While you might take issue with our industry’s love of acronyms, the rise of the Accounting Book of Record (ABOR) and Investment Book of Record (IBOR)—and now the Client Book of Record (CBOR)—is not a marketing fad. Instead, they reflect the potential value of data in a digital world and show an industry that is finding ways to realize that value.

So what is a CBOR? To answer that, you need to consider what a “client” is. In fund management, the ultimate client is the investor. After all, they are the source of all funds and they decide where to invest those funds. Investor behavior matters greatly to all service providers in the fund management ecosystem. However, if you asked a fund manager who their client is, they would likely point to the distributors and intermediaries that sit between them and the end investor.

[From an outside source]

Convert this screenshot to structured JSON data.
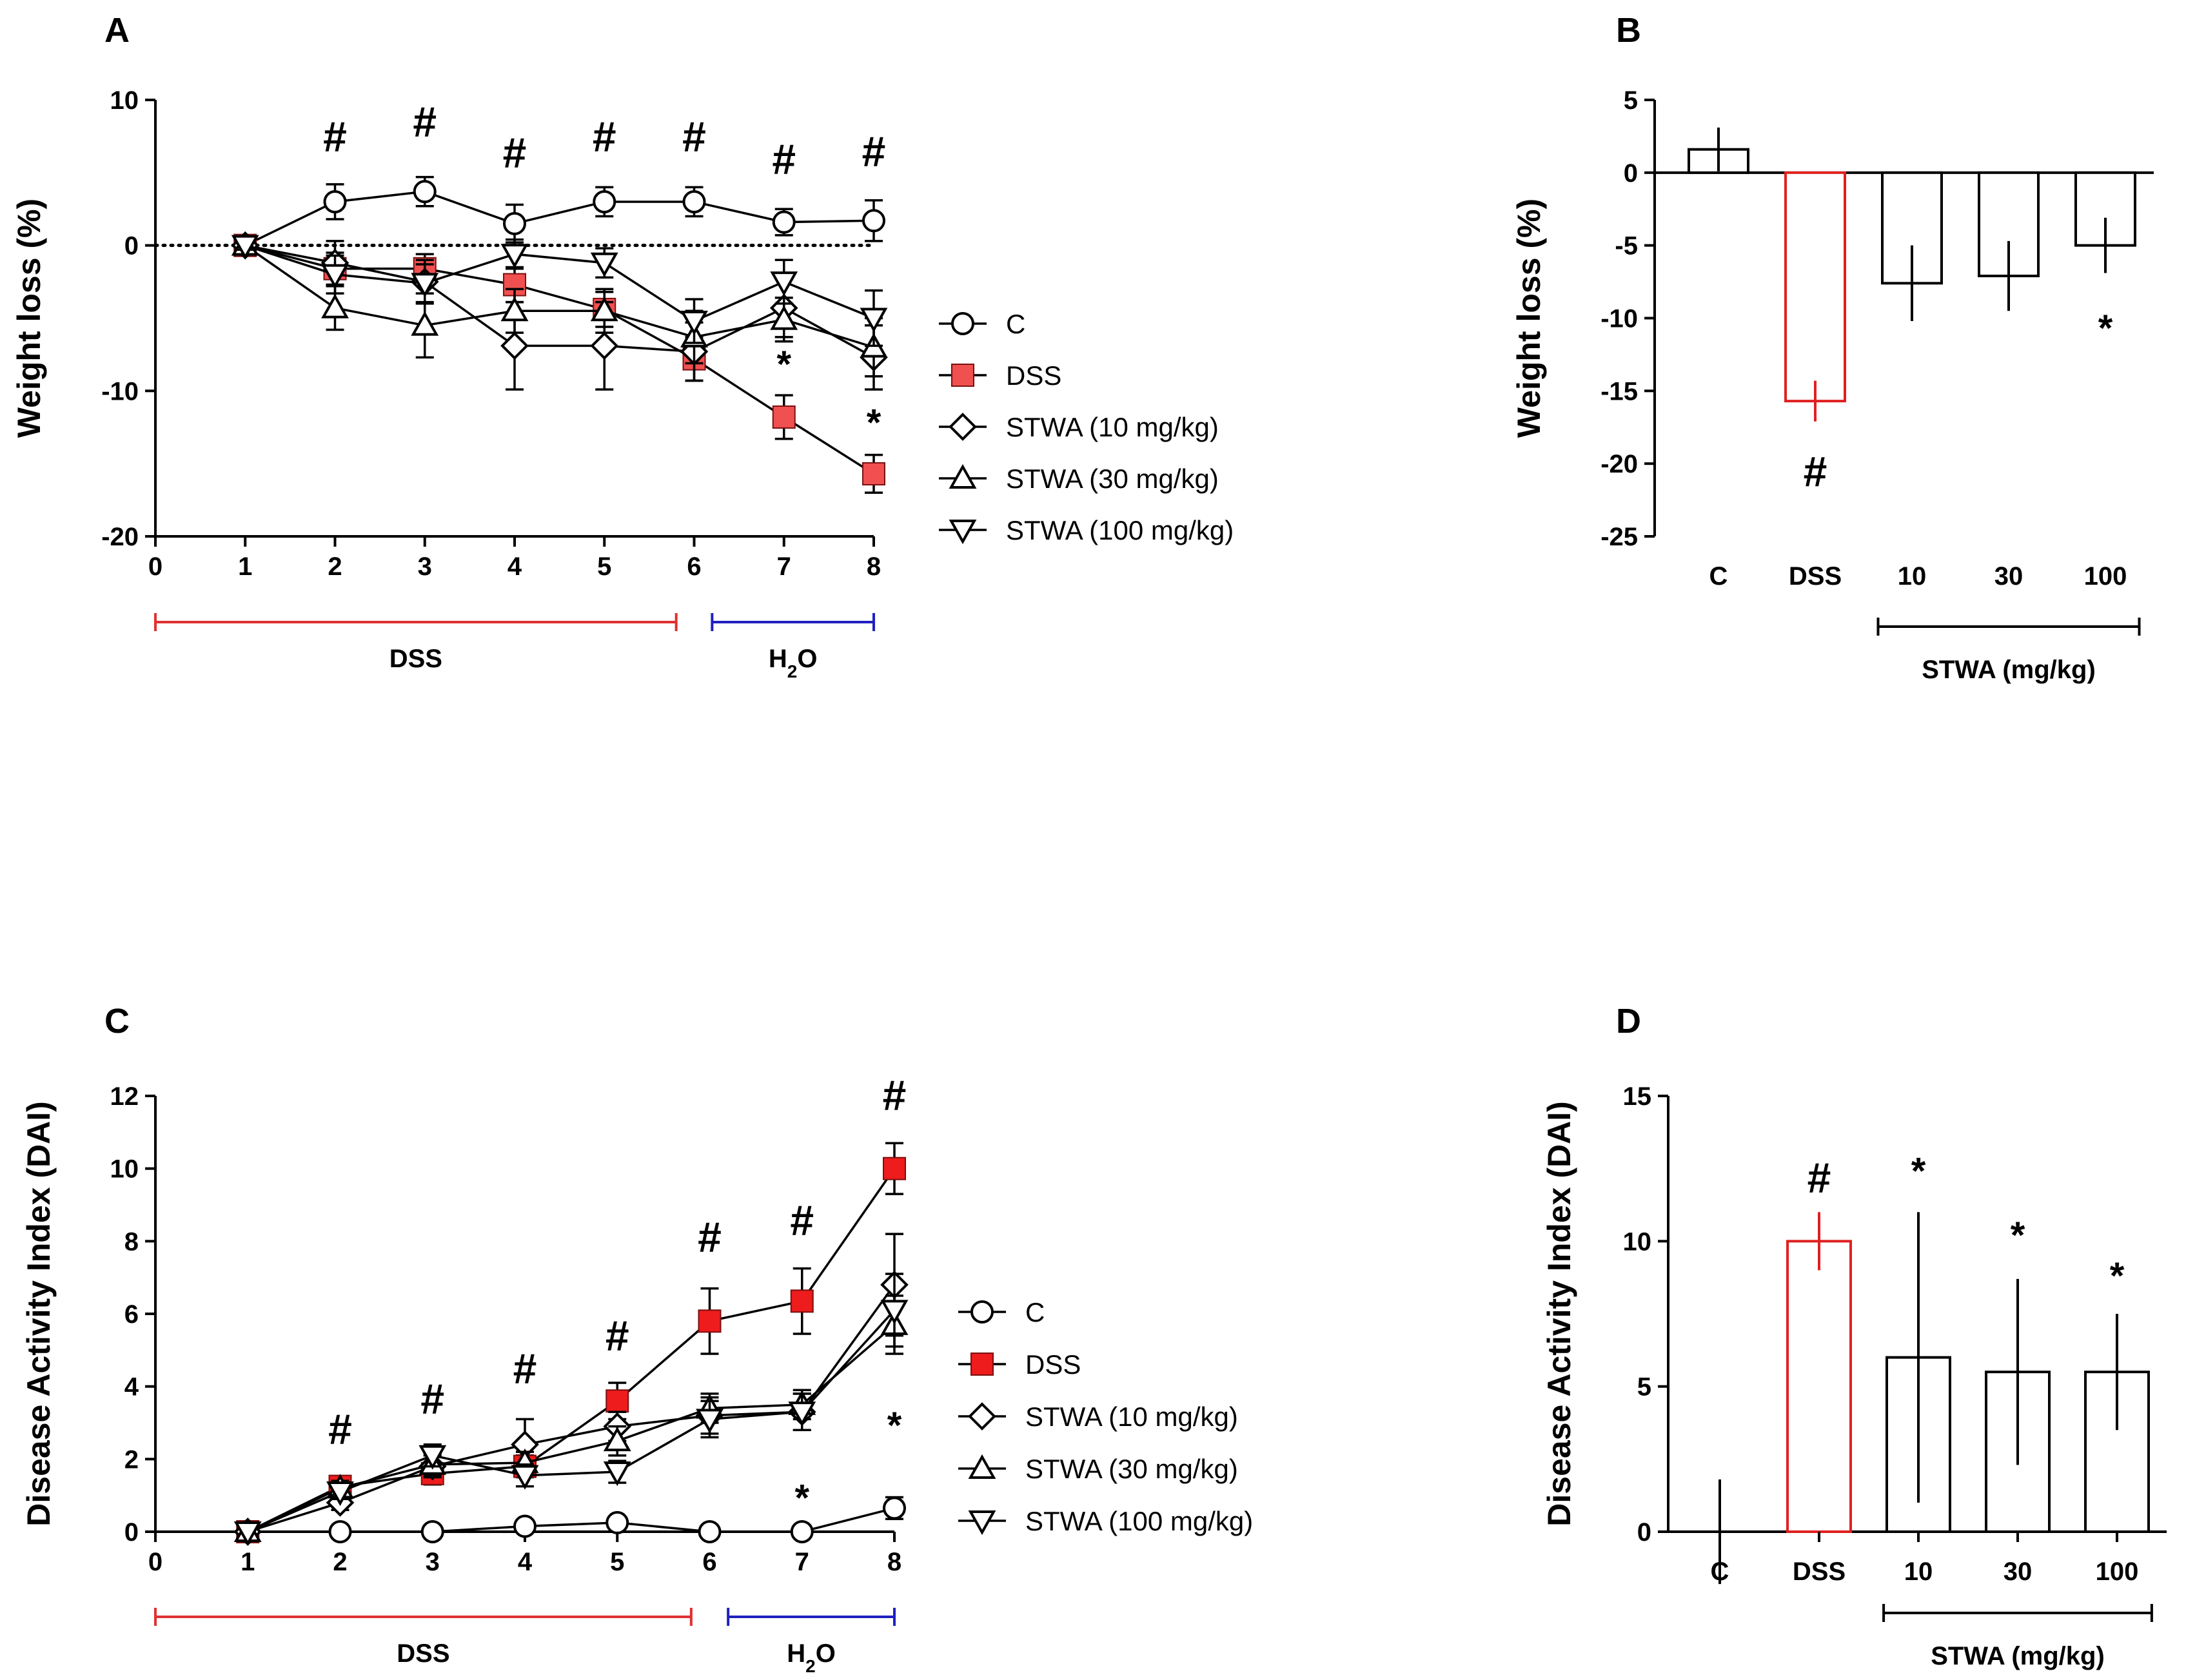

There are good reasons for that, including compliance risk. But it creates a highly problematic blind spot for the fund manager, who cannot see the investors that their success relies upon. In a data-driven world, the idea of a business not knowing who they are selling to is jarring—and it is problematic for fund managers. Enter, the CBOR.

A CBOR captures and delivers enough data to illuminate the blind spot without increasing compliance risk. The holdings and flows data tell the fund manager which types of investors hold which funds, which distributors are selling them, which funds are doing well from a sales perspective, and which are doing less well; all essential information in building a sales, marketing and distribution strategy.

Despite huge potential value, the CBOR has not yet been incorporated into portfolio or order management systems and is still in the early stages of development. SS&C recently wrote a whitepaper “The Client Book of Record; The key to customer-centric fund managers” which further builds the use case for a CBOR, and considers how firms can actually build one. Where does the data reside? Which existing service providers can pull the data together? The whitepaper offers concrete answers to those questions and serves as a detailed guide to the CBOR for the funds industry.